A left-wing French enlisted writer and journalist. He attended the Collège Stanislas de Paris and then studied at the Institut d'études politiques, eventually becoming a lawyer, a profession he worked in for five years.
After the success of his essay 'Les parachutistes' (1961), inspired by his military service in Algeria, he became a journalist and wrote articles about Nehru's India, the 1964 Summer Olympics in Tokyo and the problems of African Americans in the United States. He then investigated less well-known aspects of World War II.

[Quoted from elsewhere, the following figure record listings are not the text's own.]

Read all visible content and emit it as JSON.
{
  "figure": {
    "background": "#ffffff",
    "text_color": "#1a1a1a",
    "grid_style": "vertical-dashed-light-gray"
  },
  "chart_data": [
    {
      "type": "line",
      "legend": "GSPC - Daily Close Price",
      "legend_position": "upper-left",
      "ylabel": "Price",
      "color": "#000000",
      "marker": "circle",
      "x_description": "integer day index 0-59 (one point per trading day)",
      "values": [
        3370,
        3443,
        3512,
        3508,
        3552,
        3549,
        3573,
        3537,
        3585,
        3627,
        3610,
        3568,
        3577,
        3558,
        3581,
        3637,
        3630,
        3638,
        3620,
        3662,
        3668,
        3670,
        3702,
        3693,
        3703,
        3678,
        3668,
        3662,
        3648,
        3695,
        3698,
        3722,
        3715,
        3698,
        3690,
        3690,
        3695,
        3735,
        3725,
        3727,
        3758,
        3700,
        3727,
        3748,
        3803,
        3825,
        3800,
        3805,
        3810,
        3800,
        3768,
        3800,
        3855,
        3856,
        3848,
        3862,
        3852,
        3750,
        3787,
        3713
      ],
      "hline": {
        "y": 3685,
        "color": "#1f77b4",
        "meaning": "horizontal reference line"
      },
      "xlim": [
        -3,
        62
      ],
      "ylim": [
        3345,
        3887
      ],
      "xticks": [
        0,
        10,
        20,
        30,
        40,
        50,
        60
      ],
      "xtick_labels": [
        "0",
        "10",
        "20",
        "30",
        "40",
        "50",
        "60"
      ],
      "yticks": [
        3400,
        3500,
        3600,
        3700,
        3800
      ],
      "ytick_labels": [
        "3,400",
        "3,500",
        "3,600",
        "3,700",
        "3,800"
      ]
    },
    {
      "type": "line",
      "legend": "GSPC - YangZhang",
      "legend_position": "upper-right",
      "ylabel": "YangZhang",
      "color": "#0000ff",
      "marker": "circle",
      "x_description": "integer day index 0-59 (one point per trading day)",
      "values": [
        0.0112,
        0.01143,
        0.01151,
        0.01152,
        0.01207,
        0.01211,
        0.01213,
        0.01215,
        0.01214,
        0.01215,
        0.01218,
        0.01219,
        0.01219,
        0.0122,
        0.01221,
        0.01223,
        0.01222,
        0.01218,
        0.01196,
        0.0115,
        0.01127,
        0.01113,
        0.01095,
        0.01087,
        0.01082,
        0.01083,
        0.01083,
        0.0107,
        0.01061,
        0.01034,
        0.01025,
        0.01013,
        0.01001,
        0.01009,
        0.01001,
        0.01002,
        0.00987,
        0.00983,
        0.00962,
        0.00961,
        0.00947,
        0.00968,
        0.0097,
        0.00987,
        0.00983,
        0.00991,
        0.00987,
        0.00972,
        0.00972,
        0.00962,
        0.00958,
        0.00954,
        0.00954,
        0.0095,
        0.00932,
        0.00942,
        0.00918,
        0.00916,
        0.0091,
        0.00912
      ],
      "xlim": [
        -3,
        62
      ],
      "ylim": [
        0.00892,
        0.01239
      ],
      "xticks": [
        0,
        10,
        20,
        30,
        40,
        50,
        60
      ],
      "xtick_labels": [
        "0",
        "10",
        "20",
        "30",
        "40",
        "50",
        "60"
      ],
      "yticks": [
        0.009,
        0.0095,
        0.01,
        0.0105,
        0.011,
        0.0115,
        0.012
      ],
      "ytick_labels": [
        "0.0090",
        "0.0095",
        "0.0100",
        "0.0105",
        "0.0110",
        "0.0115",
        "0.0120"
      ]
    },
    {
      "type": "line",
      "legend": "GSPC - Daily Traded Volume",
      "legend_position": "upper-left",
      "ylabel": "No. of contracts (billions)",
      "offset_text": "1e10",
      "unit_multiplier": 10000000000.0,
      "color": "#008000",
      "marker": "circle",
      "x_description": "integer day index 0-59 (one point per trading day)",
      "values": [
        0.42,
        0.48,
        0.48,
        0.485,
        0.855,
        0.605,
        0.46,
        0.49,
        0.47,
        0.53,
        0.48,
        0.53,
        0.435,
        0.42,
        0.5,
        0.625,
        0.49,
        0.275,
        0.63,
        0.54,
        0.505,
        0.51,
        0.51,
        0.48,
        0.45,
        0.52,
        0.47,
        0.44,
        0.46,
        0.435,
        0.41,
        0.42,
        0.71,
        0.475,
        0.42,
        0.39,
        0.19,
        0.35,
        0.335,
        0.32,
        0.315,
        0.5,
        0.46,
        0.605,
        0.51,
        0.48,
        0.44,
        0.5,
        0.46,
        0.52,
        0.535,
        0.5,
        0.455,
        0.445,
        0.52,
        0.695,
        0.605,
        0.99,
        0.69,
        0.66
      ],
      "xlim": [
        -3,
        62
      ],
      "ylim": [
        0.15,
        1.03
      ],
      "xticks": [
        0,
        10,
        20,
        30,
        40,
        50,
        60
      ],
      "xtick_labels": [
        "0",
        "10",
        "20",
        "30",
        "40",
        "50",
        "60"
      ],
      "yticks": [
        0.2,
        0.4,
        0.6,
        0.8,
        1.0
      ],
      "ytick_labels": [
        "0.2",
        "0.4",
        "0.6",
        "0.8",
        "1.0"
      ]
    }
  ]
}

Le Secret du jour J (1964) (Secrets of D-Day, 1974) won a prize from the Comité d'action de la Résistance and was an international bestseller. L'Orchestre rouge (1967) was even more successful. In 1969 Perrault published a spy novel, Le dossier 51. In 1978, Gilles Perrault published Le Pull-over rouge, a novel in which he expressed his doubts about Christian Ranucci's guilt (murderer of an 8 years old girl), a French criminal executed by guillotine on July 28, 1976. He was condemned twice for his claims and papers about this case: in 1990 for having talked in a TV-program of "abuse of authority" about the policemen in charge of the investigation (fined 40,000 francs to each person defamed at first instance, and 70,000 francs to each of the five plaintiffs on appeal, as well as the presenter); and in 2008 he and his publisher Fayard were found guilty of defamation toward the Marseille police in the book L'Ombre de Christian Ranucci (fined 5,000 euros and his editor an equal sum, a decision confirmed on appeal in 2009 and granted 10,000 euros in damages to each of the four policemen defamed).[1]
In 1990 Perrault published Notre ami le roi (Our Friend the King, 1993) about the regime and human rights abuses of Hassan II, at the time king of Morocco who had until then been reported positively because of his close relations with the Western world. Perrault's book Le Garçon aux yeux gris (2001) was adapted by André Téchiné for the film Les Égarés.